With all the issues that legislators were faced with this year, what may be the most remarkable is that they were able to find a middle ground at all. Legislators will be battle-worn after this session, so now would be a great time to remind them how much you appreciate the work they do.
At the start of session, your lawmakers were faced with an $80 million shortfall in Medicaid for the current year and a $200 million increase needed for the next year. This caused some legislators to refer to the Medicaid budget as the "Pac Man" of the state budget, gobbling up all available funds just to keep services at current levels. Ultimately, the Governor signed the following into law last week:
The Governor did not approve (he vetoed) the following that prohibited DHS from:
These vetoes mean the Governor can move up the transition from Consumer Directed Attendant Care (CDAC) a year early, starting July 1, 2015. It also means that DHS can implement "cost containment" strategies to limit how much can be spent on HCBS waiver funded transportation. The vetoes mean DHS can also reduce the number of HCBS waiver slots they have in anticipation of managed care, which could have the affect of increasing waiting lists.

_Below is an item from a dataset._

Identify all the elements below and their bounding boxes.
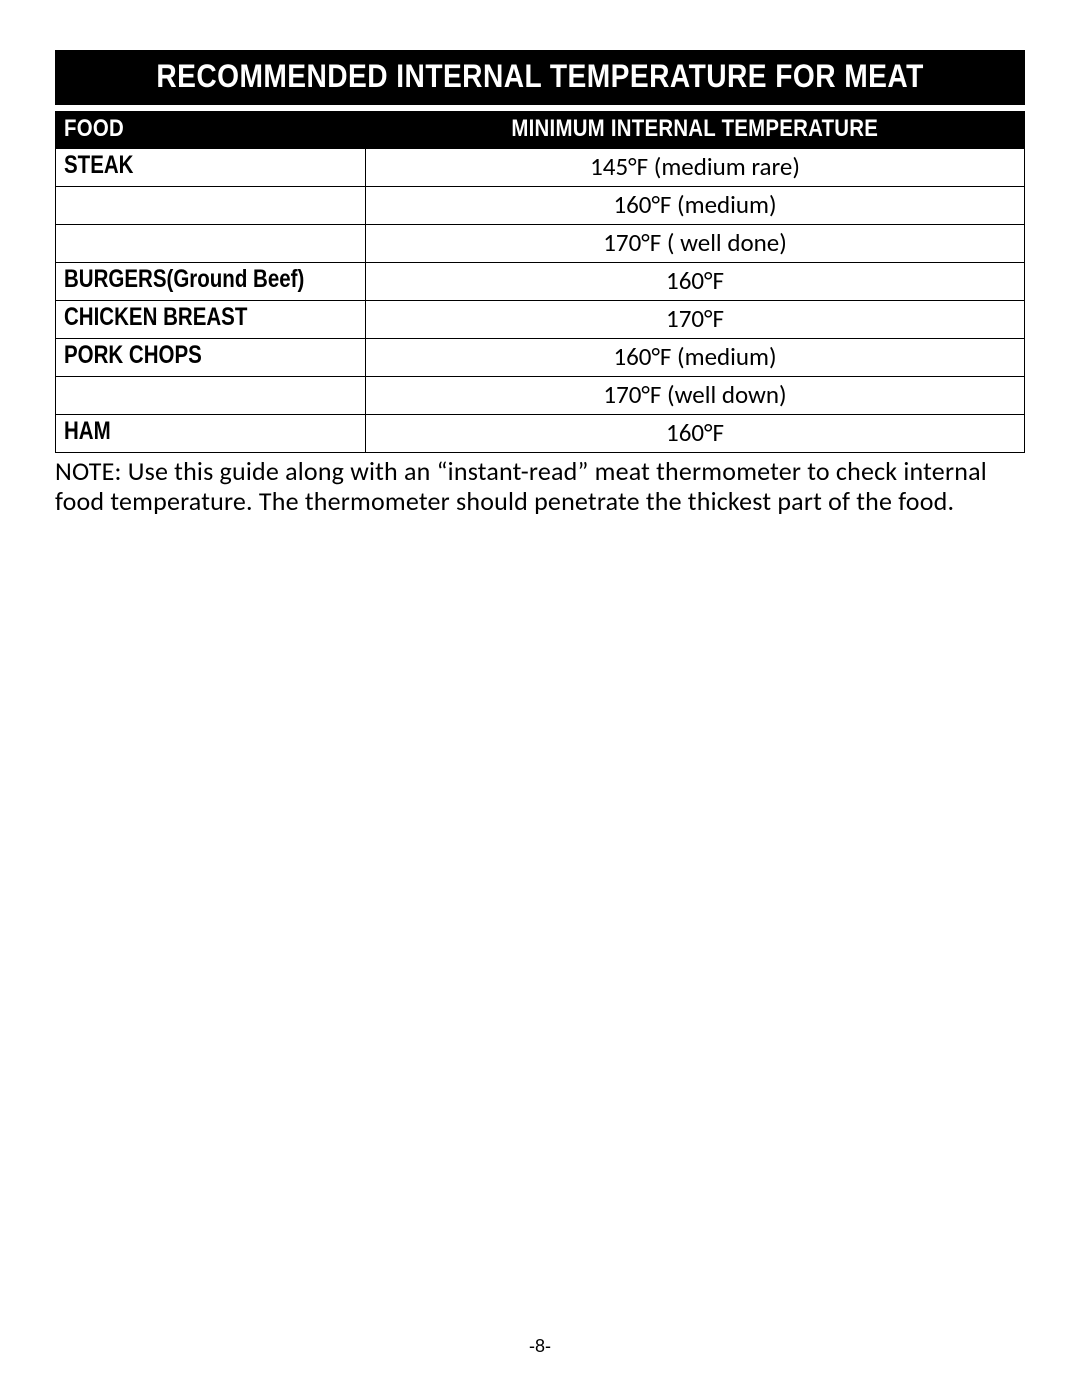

Six months after a federal law paved the way for tax-free savings accounts for people with disabilities, the IRS is providing details on how they expect the new program to operate. These guidelines are expected to help states create their ABLE (Achieving a Better Life Experience) accounts.
Each state must take action to create these accounts (if they want them to be available to their citizens). The Iowa Legislature did that in Senate File 505. The Governor signed the bill into law, so these federal fules give Iowa the green light to start creating its program.. You can read more about the IRS rules here. You can read more about the ABLE Act here. Follow us on social media and at www.infonetiowa.org to watch for updates on the ABLE Act implementation.
The following update comes from the Department of Human Serviices. The Iowa Department of Human Services (DHS) is working very closely with its federal partners at the Centers for Medicare & Medicaid Services (CMS) on the best route for Iowa as it modernizes its Medicaid program. This collaboration makes DHS confident that CMS will approve Iowa’s upcoming waiver applications.
Iowa plans to move forward with concurrent 1915(b) and 1915(c) waiver authority. This means a new 1915(b) waiver application will be submitted to include physical health, behavioral health and long-term care services in the Medicaid managed care program. In addition, existing Section 1115 Demonstration waivers (Iowa Wellness Plan and Family Planning) will be amended to transition service delivery to managed care organizations. The seven 1915(c) home and community based services waivers will also be amended to transition service delivery to managed care organizations.
There will be a formal public notice and comment period before submitting the documents to CMS. The waiver application and waiver amendments will be posted on the website and stakeholders will be encouraged to review the documents and offer comments. At this time, DHS anticipates posting the application and amendments for public comment in July 2015. After reviewing the public's input, DHS anticipates formally submitting the waivers at the end of summer. Watch the Medicaid Modernization web page for more information in the coming months about the federal approval process.
You can read more about the bills that passed the Legislature in the infoNET Bill Tracker here. The bill tracker lists all bills that were signed or vetoed in the "Active" list, and all the bills that didn't make the cut this year in the "Inactive" list. Those bills that didn't make it this year become alive again when the 2016 Legislative Session begins on January 11, 2016. So if you see a bill in that "Inactive List" that you want to become law - let your legislators know! Now is the best time to get started on your advocacy - when legislators are back home with more time to consider the issues their constituents bring to them.